Potsdam (Reuters) - Mit verhärteten Fronten sind die Tarifparteien im öffentlichen Dienst in ihre vorerst letzte Verhandlungsrunde gestartet.
Verdi-Chef Frank Bsirske sagte am Donnerstag in Potsdam, das bisherige Angebot der Arbeitgeber sei in den Betrieben als "Ausdruck von Geringschätzung und Missachtung" sowie als "Ignoranz gegenüber der Leistung der Beschäftigten" empfunden worden. Ohne Einigung auf spürbare Lohnsteigerungen drohe eine Eskalation. Bundesinnenminister Thomas de Maiziere sagte, die Beschäftigten verdienten eine angemessene Lohnerhöhung, "aber die Bäume wachsen nicht in den Himmel". Die Arbeitgeber seien "abschlussfähig und abschlussbereit". Nach den seiner Ansicht nach unverhältnismäßigen Warnstreiks müsse man nun nach vorne schauen.
Die Gewerkschaften fordern für die mehr als zwei Millionen Beschäftigten von Bund und Kommunen sechs Prozent mehr Geld und eine Anhebung der Ausbildungsvergütung um 100 Euro pro Monat. Nicht ausgeschlossen wird, dass sich die bis Freitag angesetzten Gespräche in das Wochenende hineinziehen.
Bsirske sagte, eine Eskalation der Auseinandersetzung wäre von den Rahmenbedingungen her nicht erklärbar. Denn Konjunkturlage und Einnahmesituation der Haushalte seien außergewöhnlich günstig. Der Verhandlungsführer des Beamtenbundes (dbb), Willi Russ, sagte, das bisherige Angebot der Arbeitgeber sei "Lichtjahre von der Gewerkschaftsforderung entfernt. Die Beschäftigten ließen sich nicht über den Tisch ziehen.
Die Arbeitgeber haben ein Plus von drei Prozent verteilt auf zwei Jahre angeboten. Verdi und dbb beklagen jedoch, das Angebot sei mit einem Reallohnverlust verbunden, da die Erhöhung in zwei Stufen jeweils zum 1. Juni dieses und nächsten Jahres geplant sei. Auf das Jahr bezogen bedeute das Angebot 0,6 Prozent mehr Gehalt im laufenden Jahr und 1,2 Prozent 2017.
Verdi hatte in den vergangenen Tagen mit massiven bundesweiten Warnstreiks den Druck erhöht. Durch Ausstände an sechs Airports war auch der Flugverkehr stark behindert worden. Auch vor dem Tagungshotel demonstrierten zahlreiche Angestellte des öffentlichen Dienstes und begrüßten die Arbeitgebervertreter mit der Plakataufschrift "Wir lassen uns nicht rupfen".

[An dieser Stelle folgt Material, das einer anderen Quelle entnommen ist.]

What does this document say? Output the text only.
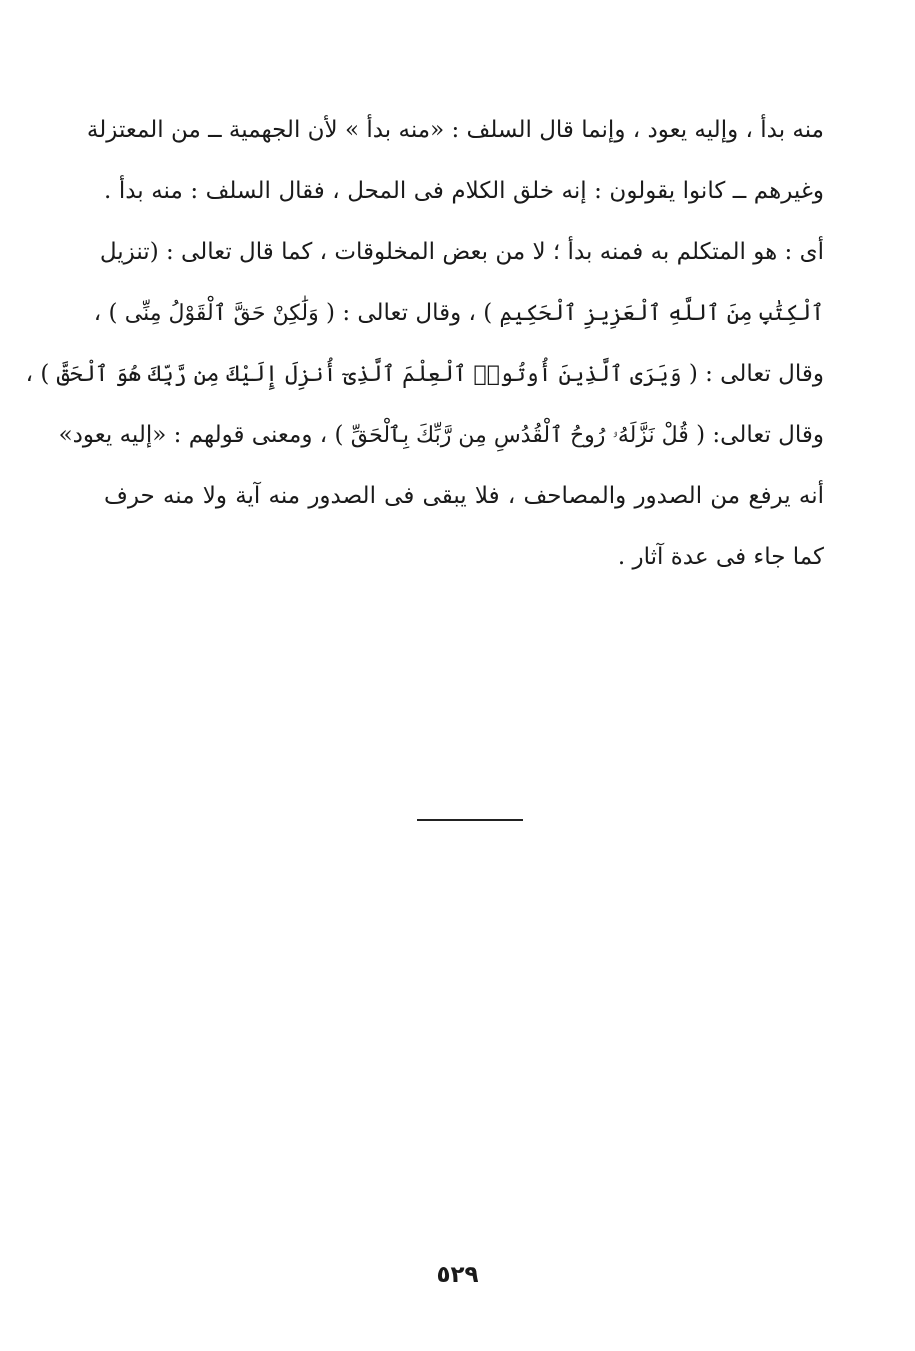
منه بدأ ، وإليه يعود ، وإنما قال السلف : «منه بدأ » لأن الجهمية ــ من المعتزلة
وغيرهم ــ كانوا يقولون : إنه خلق الكلام فى المحل ، فقال السلف : منه بدأ .
أى : هو المتكلم به فمنه بدأ ؛ لا من بعض المخلوقات ، كما قال تعالى : (تنزيل
ٱلْكِتَٰبِ مِنَ ٱللَّهِ ٱلْعَزِيزِ ٱلْحَكِيمِ ) ، وقال تعالى : ( وَلَٰكِنْ حَقَّ ٱلْقَوْلُ مِنِّى ) ،
وقال تعالى : ( وَيَرَى ٱلَّذِينَ أُوتُوا۟ ٱلْعِلْمَ ٱلَّذِىٓ أُنزِلَ إِلَيْكَ مِن رَّبِّكَ هُوَ ٱلْحَقَّ ) ،
وقال تعالى: ( قُلْ نَزَّلَهُۥ رُوحُ ٱلْقُدُسِ مِن رَّبِّكَ بِٱلْحَقِّ ) ، ومعنى قولهم : «إليه يعود»
أنه يرفع من الصدور والمصاحف ، فلا يبقى فى الصدور منه آية ولا منه حرف
كما جاء فى عدة آثار .
٥٢٩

Streitthemen der Verhandlungen sind auch die betriebliche Zusatzvorsorge und die Eingruppierung von Beschäftigten in bestimmte Entgeltgruppen. Das Ergebnis der Tarifverhandlungen wird in der Regel auf die etwa 180.000 Beamten und Richter sowie die 179.000 Versorgungsempfänger des Bundes übertragen.